Supply Chain Pressure

While Mr. Trudeau said in his announcement that major grocery stores in Canada were “making record profits,” the Retail Council of Canada (RCC) said the elevated food prices have little to do with grocer prices and profit.
“The price on grocery shelves is driven by increased vendor costs from food manufacturers and producers, itself caused by a host of global factors—including supply chain challenges, the war in Ukraine, fuel prices, and climate events,” RCC spokesperson Michelle Wasylyshen told The Epoch Times on Sept. 14.

Agri-food professor Sylvain Charlebois from Dalhousie University, with whom Mr. Champagne has worked with to tackle food inflation issues, conveyed his unease with the idea of pressuring grocers on pricing, but said it was a decision made by the minister.

“I’m there to advise the minister during the process, but it’s clear he’s set on intervening and compel the grocers to adjust their prices,” Mr. Charlebois said in an interview on Sept. 14.

He also raised concerns about major brands leaving Canada, noting if prices are being mandated, the pressure will be felt throughout the supply chain.

“As an economist I’m worried, I’m really worried, because we’ve seen Nestlé get out of frozen food in Canada, Kleenex left, other brands left in recent years. If we want to increase competition, the last thing we need is an interventionist state,” said Mr. Charlebois.

“It’s a dangerous game to intervene that way, especially in the food industry when margins aren’t that big.”

He emphasized that the primary message he conveyed to Mr. Champagne was the importance of distinguishing between inflation and consumer confidence.

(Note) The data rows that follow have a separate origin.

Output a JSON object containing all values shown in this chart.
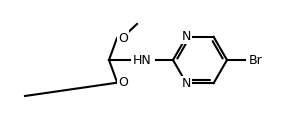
{
  "bg_color": "#ffffff",
  "line_color": "#000000",
  "text_color": "#000000",
  "bond_width": 1.5,
  "font_size": 9,
  "atoms": {
    "N_label": "N",
    "HN_label": "HN",
    "Br_label": "Br",
    "O_labels": [
      "O",
      "O"
    ]
  }
}
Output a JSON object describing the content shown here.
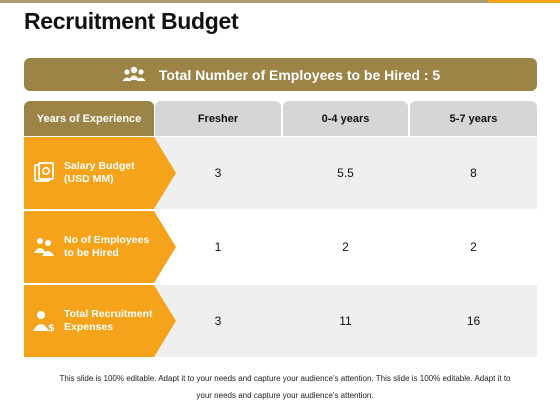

The professor noted that Quebec, where retail milk prices are regulated, has the highest milk prices. In terms of bolstering consumer confidence, Mr. Charlebois recommended a reform of the Competition Bureau, advocating for increased authority and expedited investigation processes.

Mr. Trudeau also said on Sept. 14 that his government is taking steps to reform the Competition Act to make “large businesses more accountable to Canadians.”